Ahmed Bencheikh : Les questions  orales au Parlement relèvent de  l’interpellation et non de l’évaluation
Ailleurs, l’évaluation 
est une culture. 
Ici, dans notre pays, elle fait lentement son chemin. 
Les politiques 
publiques restent 
sans évaluation ni 
relecture a posteriori. 
L’AME et le 
Réseau associatif 
de Zagora pour 
le développement 
et la démocratie 
(RAZDED) ont 
tenu récemment 
à Zagora 
un forum régional 
de l’évaluation. 
Une occasion où 
Libé a rencontré Ahmed Bencheikh, président 
de l’AME et expert 
en la matière, pour 
soulever cette 
question et son état 
au Maroc. 
Entretien. 

Libé : Où est-on avec le concept évaluation au Maroc?
 
Ahmed Bencheikh : A ses débuts. Ce que nous pouvons constater à ce sujet est que l’utilisation du concept avant 2011 était réduite à un discours creux sans suite, ni application.

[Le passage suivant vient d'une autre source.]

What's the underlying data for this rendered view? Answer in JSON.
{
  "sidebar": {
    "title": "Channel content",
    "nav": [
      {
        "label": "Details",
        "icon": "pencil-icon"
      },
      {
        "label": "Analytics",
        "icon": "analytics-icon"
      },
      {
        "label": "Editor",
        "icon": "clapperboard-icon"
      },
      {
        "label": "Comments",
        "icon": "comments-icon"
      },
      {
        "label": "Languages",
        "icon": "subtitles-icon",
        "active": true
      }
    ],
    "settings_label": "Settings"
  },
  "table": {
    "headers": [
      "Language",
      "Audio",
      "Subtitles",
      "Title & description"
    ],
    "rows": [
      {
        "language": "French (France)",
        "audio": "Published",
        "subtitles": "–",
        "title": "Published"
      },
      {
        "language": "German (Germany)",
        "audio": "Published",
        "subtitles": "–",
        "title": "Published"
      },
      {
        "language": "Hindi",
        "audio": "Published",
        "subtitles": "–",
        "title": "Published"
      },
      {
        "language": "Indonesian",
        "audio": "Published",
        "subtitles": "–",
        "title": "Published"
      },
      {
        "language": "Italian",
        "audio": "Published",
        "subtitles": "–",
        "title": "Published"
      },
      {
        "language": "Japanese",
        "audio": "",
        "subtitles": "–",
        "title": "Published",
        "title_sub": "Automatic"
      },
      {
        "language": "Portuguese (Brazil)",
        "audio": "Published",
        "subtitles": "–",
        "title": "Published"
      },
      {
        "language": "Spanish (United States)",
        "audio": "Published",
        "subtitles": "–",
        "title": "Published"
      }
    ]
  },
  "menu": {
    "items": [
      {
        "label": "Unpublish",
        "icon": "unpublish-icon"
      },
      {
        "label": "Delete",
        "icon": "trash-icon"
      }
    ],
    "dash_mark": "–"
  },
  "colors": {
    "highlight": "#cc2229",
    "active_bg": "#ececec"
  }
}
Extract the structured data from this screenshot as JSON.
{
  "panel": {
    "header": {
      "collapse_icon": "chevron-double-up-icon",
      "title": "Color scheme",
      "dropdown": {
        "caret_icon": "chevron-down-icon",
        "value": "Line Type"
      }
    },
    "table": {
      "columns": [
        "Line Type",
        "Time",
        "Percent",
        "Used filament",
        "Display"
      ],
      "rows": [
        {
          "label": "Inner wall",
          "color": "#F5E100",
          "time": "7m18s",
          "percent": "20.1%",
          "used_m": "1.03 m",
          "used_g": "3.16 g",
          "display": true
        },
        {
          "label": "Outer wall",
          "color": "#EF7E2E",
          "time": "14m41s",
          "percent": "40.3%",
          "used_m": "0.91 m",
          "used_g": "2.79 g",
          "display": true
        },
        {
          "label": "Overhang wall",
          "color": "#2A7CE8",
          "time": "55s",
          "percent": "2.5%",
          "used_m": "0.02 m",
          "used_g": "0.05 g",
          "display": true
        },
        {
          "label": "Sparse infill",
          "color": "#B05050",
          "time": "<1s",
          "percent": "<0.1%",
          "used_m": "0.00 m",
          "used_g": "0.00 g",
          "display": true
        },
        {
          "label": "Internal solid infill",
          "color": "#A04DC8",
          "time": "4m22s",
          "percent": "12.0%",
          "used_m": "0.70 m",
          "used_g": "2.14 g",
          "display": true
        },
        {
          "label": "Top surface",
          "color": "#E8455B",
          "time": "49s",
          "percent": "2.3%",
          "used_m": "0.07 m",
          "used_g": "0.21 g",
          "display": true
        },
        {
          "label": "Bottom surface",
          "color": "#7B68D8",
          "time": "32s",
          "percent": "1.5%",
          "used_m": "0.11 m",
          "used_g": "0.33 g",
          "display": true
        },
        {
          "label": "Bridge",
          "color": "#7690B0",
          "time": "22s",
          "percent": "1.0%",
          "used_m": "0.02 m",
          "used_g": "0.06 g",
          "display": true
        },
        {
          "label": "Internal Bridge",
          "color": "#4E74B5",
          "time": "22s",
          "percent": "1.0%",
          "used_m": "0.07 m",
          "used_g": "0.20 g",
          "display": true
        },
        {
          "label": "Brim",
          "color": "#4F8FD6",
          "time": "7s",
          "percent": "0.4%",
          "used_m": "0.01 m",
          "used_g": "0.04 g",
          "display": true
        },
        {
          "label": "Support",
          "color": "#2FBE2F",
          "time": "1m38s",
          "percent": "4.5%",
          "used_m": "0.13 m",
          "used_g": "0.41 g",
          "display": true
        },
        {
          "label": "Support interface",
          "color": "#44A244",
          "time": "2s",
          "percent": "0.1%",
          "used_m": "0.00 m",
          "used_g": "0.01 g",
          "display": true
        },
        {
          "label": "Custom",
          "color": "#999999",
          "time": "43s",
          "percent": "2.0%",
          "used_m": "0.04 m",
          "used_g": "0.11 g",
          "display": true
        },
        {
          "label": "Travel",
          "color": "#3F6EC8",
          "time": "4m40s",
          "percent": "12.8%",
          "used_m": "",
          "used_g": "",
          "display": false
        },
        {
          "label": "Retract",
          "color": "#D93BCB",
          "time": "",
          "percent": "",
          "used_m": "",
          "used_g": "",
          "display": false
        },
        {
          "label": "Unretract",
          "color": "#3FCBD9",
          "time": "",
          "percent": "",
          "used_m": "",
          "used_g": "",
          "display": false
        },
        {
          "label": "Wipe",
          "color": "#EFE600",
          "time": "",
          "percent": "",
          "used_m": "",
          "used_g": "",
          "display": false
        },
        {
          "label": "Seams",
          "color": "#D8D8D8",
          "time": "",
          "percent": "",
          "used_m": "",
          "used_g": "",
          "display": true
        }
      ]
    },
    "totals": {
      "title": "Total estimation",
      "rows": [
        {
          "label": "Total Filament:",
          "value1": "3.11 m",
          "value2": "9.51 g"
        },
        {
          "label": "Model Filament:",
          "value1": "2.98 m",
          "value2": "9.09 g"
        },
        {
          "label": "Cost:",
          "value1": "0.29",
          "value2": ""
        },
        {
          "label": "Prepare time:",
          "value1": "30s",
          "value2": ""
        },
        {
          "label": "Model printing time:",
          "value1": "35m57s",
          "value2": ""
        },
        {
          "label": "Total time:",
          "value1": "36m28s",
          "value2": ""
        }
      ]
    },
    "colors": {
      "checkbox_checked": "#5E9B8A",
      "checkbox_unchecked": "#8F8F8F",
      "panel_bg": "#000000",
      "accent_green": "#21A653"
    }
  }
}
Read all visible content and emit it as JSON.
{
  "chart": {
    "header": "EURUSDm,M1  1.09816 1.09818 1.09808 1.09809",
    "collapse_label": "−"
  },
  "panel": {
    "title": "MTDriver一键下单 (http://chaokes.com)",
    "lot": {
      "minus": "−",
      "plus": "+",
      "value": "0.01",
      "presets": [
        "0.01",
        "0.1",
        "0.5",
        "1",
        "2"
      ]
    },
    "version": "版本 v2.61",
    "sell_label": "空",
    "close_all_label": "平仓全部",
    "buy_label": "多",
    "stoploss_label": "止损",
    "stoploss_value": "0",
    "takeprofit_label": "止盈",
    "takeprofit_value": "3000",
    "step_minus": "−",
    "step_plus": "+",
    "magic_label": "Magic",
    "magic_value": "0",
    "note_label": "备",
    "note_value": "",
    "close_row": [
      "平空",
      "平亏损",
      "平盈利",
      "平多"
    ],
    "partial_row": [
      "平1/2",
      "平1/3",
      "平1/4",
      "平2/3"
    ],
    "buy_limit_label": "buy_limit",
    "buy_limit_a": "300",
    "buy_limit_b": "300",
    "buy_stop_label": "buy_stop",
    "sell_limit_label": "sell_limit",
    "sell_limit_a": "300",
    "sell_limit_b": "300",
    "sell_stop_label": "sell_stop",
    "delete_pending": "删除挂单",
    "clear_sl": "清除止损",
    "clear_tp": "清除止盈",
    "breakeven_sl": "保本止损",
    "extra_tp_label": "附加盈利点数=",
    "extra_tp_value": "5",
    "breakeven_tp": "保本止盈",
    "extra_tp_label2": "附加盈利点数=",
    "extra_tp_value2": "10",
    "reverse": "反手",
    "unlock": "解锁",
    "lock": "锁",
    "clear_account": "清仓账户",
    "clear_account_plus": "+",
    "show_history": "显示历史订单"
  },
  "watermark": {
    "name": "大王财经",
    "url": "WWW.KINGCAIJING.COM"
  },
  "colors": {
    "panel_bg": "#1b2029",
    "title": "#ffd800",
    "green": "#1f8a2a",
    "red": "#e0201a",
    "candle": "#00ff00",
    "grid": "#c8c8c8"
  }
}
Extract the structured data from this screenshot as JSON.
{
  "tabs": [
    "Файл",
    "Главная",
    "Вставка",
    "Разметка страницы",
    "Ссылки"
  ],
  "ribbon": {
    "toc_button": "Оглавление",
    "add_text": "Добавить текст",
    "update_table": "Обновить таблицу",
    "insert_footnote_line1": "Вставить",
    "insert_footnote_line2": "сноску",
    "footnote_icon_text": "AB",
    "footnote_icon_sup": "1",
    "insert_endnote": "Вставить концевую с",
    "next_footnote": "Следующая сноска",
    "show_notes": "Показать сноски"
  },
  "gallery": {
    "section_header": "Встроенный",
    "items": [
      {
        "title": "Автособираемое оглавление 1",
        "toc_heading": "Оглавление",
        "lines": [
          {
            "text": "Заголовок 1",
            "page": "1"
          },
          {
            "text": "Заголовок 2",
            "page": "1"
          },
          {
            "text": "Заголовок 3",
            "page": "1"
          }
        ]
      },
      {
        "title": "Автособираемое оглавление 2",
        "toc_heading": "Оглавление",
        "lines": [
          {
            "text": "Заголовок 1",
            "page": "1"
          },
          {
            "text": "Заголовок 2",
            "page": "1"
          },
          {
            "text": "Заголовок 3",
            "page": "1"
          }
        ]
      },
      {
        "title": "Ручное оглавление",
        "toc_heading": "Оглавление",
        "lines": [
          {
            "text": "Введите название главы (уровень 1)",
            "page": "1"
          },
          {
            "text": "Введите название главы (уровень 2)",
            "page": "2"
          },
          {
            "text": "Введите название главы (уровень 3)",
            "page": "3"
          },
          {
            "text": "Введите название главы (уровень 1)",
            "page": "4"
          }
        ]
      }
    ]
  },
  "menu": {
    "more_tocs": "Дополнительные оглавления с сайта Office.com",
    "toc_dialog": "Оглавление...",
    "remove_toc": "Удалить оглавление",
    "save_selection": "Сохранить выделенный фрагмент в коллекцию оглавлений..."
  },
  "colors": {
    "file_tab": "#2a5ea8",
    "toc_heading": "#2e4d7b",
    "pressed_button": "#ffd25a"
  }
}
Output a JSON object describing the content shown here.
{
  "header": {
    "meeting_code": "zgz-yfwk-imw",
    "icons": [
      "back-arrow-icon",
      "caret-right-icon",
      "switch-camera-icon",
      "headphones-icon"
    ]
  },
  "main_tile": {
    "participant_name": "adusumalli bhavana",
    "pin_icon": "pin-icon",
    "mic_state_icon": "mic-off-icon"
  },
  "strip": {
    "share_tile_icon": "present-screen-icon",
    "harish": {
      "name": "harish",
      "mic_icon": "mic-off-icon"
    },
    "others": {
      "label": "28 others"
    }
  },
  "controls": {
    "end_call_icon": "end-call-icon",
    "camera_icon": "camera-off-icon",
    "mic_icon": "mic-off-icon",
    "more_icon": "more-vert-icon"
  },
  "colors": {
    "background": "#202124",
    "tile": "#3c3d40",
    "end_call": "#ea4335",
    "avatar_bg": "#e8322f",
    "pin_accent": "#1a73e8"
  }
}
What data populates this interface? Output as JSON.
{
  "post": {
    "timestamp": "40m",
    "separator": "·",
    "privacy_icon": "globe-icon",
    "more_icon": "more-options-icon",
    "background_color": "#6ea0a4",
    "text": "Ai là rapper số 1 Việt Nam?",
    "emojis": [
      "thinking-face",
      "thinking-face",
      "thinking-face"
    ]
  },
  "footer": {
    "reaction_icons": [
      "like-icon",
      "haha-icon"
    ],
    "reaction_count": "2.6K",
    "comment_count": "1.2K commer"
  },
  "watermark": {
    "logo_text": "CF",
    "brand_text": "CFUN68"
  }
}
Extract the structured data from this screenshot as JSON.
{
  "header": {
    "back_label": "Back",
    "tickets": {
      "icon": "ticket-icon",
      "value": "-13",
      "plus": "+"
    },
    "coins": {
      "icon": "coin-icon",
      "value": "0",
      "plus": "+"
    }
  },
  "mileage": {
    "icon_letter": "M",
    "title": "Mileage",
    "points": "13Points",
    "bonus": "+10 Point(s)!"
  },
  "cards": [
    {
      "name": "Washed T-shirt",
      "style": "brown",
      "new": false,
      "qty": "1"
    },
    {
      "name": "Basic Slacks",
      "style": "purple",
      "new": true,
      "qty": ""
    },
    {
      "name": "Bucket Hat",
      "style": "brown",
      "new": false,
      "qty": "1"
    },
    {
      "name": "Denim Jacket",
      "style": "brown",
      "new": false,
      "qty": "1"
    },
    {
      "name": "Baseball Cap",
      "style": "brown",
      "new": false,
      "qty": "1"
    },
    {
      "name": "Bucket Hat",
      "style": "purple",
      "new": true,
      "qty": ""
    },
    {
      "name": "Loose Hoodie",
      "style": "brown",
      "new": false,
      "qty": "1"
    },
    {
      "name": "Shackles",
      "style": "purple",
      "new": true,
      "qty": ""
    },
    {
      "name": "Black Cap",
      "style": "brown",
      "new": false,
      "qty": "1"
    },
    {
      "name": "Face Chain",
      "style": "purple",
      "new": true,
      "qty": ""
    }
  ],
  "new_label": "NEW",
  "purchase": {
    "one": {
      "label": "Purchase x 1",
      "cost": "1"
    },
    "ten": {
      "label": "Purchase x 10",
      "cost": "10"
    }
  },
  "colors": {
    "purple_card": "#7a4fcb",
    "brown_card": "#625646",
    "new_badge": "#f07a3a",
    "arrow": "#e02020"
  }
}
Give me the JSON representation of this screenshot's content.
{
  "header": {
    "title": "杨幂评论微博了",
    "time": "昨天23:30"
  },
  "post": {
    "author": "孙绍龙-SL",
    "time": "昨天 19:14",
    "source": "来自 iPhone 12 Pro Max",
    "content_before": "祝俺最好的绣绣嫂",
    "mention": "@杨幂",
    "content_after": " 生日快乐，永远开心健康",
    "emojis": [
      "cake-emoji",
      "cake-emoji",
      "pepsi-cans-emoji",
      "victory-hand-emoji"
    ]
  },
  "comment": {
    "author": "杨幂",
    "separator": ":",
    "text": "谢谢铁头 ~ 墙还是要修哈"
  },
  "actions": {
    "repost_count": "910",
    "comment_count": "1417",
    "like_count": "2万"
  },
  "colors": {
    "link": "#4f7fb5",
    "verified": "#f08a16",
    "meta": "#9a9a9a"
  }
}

D’ailleurs, l’on ne lisait que rarement les corollaires de ce concept, à savoir redevabilité et reddition des comptes  ou ce que les anglo-saxons appellent accountability qui signifie en quelque sorte la responsabilité de rendre compte.  Après 2011, et plus précisément après la dynamique du 20 février, l’on assiste à une utilisation plus large de la part de tous les acteurs : politiques, économiques, sociaux et associatifs. Les médias ont  relayé le concept et en ont fait un cheval de bataille, dans leurs commentaires. Ce n’est donc pas étrange de voir une montée en puissance de la fonction d’évaluation. Ce n’est d’ailleurs pas pour rien que le secrétaire général de l’Onu appelle devant 43 agences internationales de développement, à la promotion et l’intégration de la fonction d’évaluation, afin de réussir ces programmes mais aussi de mettre en place une nouvelle culture de développement.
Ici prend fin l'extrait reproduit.